Пошел в магазин. Набрал всякого полезного барахла. Стою за женщиной. «Три тысячи пятьдесят восемь рублей!» – говорит кассирша.
Женщина на кассе начинает рыться в кошельке. Отдала три тысячи, потом долго искала пятьдесят, потом начинает в неудобном кармашке кошелька набирать восемь рублей.
Я стою и в белом гневе думаю, что сейчас взорвусь. (В карманах, в карманах посмотри! Так и хочется ей сказать, но не могу. Сохраняю царственную невозмутимость, как Ахматова.) Три кассы были почти свободны, черт меня дернул встать сюда.
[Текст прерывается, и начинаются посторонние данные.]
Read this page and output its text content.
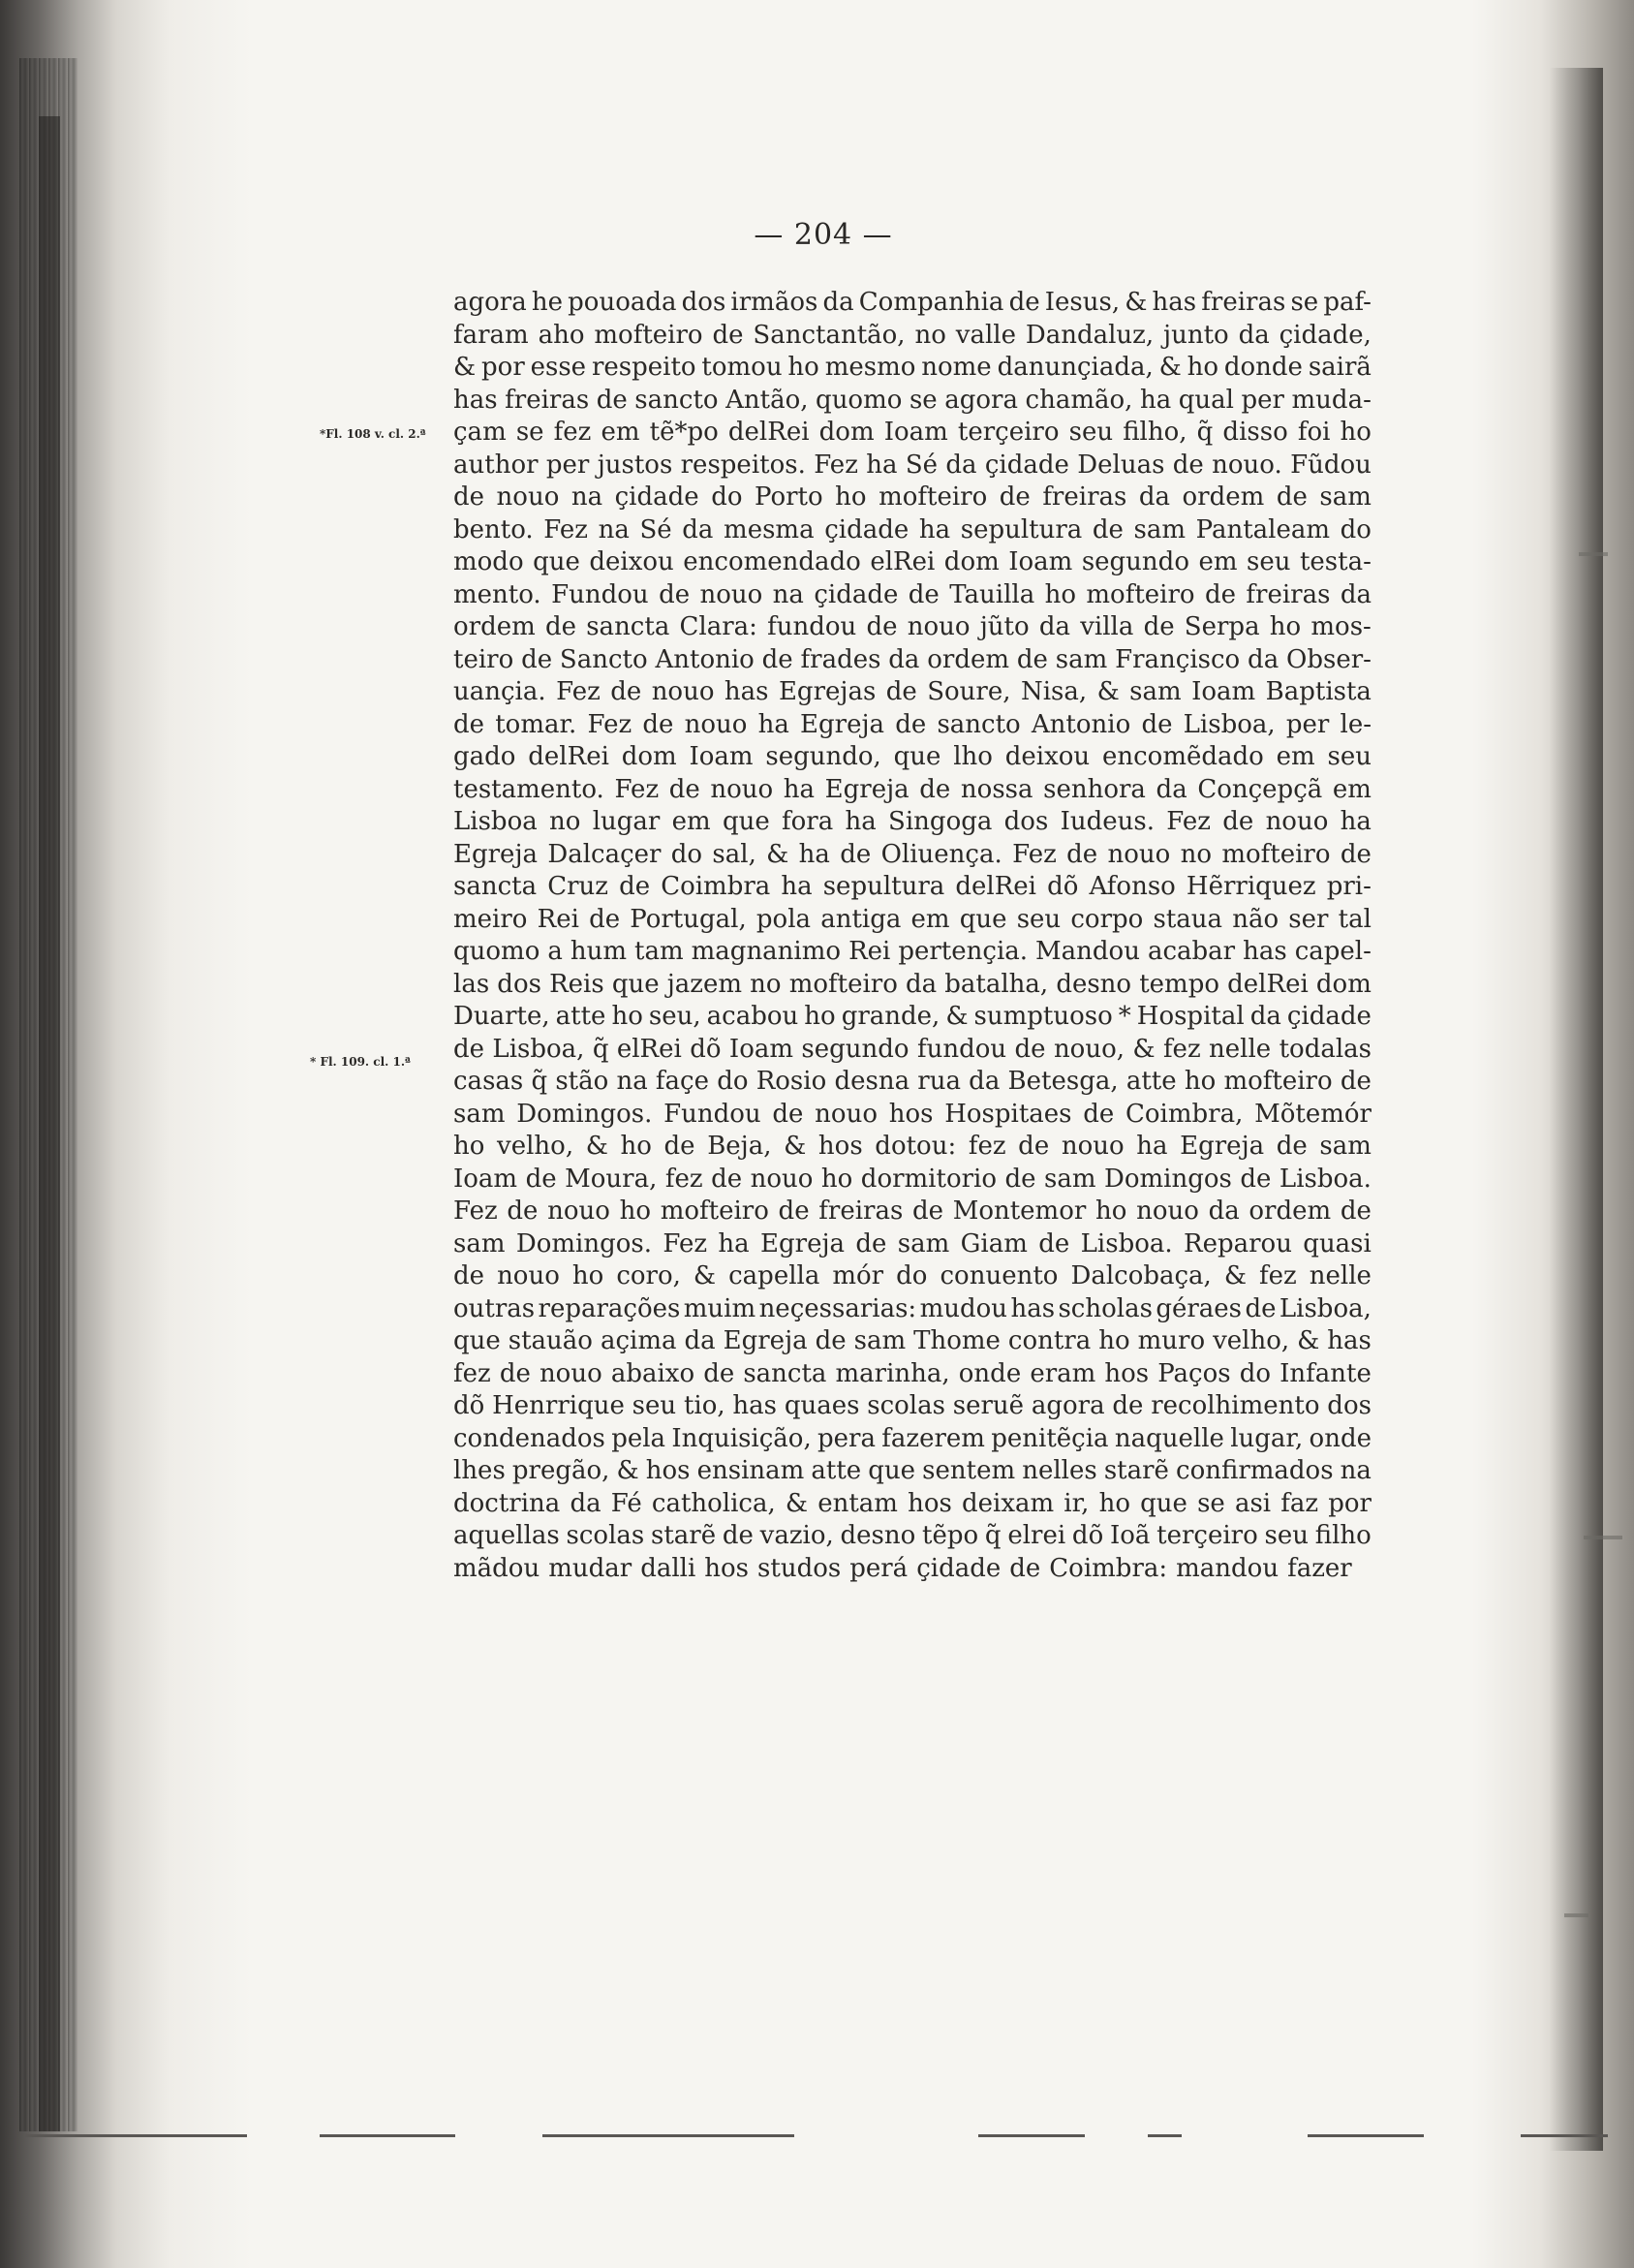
— 204 —
*Fl. 108 v. cl. 2.ª
* Fl. 109. cl. 1.ª
agora he pouoada dos irmãos da Companhia de Iesus, & has freiras se paf-
faram aho mofteiro de Sanctantão, no valle Dandaluz, junto da çidade,
& por esse respeito tomou ho mesmo nome danunçiada, & ho donde sairã
has freiras de sancto Antão, quomo se agora chamão, ha qual per muda-
çam se fez em tẽ*po delRei dom Ioam terçeiro seu filho, q̃ disso foi ho
author per justos respeitos. Fez ha Sé da çidade Deluas de nouo. Fũdou
de nouo na çidade do Porto ho mofteiro de freiras da ordem de sam
bento. Fez na Sé da mesma çidade ha sepultura de sam Pantaleam do
modo que deixou encomendado elRei dom Ioam segundo em seu testa-
mento. Fundou de nouo na çidade de Tauilla ho mofteiro de freiras da
ordem de sancta Clara: fundou de nouo jũto da villa de Serpa ho mos-
teiro de Sancto Antonio de frades da ordem de sam Françisco da Obser-
uançia. Fez de nouo has Egrejas de Soure, Nisa, & sam Ioam Baptista
de tomar. Fez de nouo ha Egreja de sancto Antonio de Lisboa, per le-
gado delRei dom Ioam segundo, que lho deixou encomẽdado em seu
testamento. Fez de nouo ha Egreja de nossa senhora da Conçepçã em
Lisboa no lugar em que fora ha Singoga dos Iudeus. Fez de nouo ha
Egreja Dalcaçer do sal, & ha de Oliuença. Fez de nouo no mofteiro de
sancta Cruz de Coimbra ha sepultura delRei dõ Afonso Hẽrriquez pri-
meiro Rei de Portugal, pola antiga em que seu corpo staua não ser tal
quomo a hum tam magnanimo Rei pertençia. Mandou acabar has capel-
las dos Reis que jazem no mofteiro da batalha, desno tempo delRei dom
Duarte, atte ho seu, acabou ho grande, & sumptuoso * Hospital da çidade
de Lisboa, q̃ elRei dõ Ioam segundo fundou de nouo, & fez nelle todalas
casas q̃ stão na façe do Rosio desna rua da Betesga, atte ho mofteiro de
sam Domingos. Fundou de nouo hos Hospitaes de Coimbra, Mõtemór
ho velho, & ho de Beja, & hos dotou: fez de nouo ha Egreja de sam
Ioam de Moura, fez de nouo ho dormitorio de sam Domingos de Lisboa.
Fez de nouo ho mofteiro de freiras de Montemor ho nouo da ordem de
sam Domingos. Fez ha Egreja de sam Giam de Lisboa. Reparou quasi
de nouo ho coro, & capella mór do conuento Dalcobaça, & fez nelle
outras reparações muim neçessarias: mudou has scholas géraes de Lisboa,
que stauão açima da Egreja de sam Thome contra ho muro velho, & has
fez de nouo abaixo de sancta marinha, onde eram hos Paços do Infante
dõ Henrrique seu tio, has quaes scolas seruẽ agora de recolhimento dos
condenados pela Inquisição, pera fazerem penitẽçia naquelle lugar, onde
lhes pregão, & hos ensinam atte que sentem nelles starẽ confirmados na
doctrina da Fé catholica, & entam hos deixam ir, ho que se asi faz por
aquellas scolas starẽ de vazio, desno tẽpo q̃ elrei dõ Ioã terçeiro seu filho
mãdou mudar dalli hos studos perá çidade de Coimbra: mandou fazer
А женщина все набирает свои рубли.
(«Ты что, картой не могла?» – думаю я. На душе февраль, на улице слякоть.)
Наконец последняя монета моего терпения найдена.
Тетка отходит на шаг.
«Мне пакет», – говорю я кассирше, чувствуя близкое освобождение.
– Ой, – говорит кассирша, – вы передали рубль, девушка!
Тетка со своими тесными деньгами возвращается. «Ой, ой. Спасибо, что вернули». Начинает долго убирать монету в кошелек.
(У меня мутится в глазах. За что, за что?)
Наконец моя очередь.
Кассирша, не отдавая мне пакет, начинает пробивать мои продукты и сама же их в пакет складывает. Выдает итог.
– 666 рублей.
– У меня карта.
– Прекрасно.
– И вообще я восхищен вашей выдержкой, – говорю я. – Вот у вас нервы.
– Я люблю свою работу!
Потрясенный, уполз. Вместе со своим фискальным чеком на 666 рублей. Наказание моей нетерпеливости и человеконенавистничеству не заставило себя долго ждать.
Только вышел, прошел двести метров – и вдруг мой пакет внизу лопается, и в его прореху, из его прохудившегося кармана-живота все, всё: пряники, макароны, банки с горошком, помидоры, бутылка масла, киви, бананы, картошка – всё, всё летит в февральскую морозную грязную стынь.
И только один помидор откатился на дальнее расстояние, покачнулся, затих – лежит на белом снежку, красный, круглый, как снегирь. Сбежал. Счастливчик.
Цветок в снегу.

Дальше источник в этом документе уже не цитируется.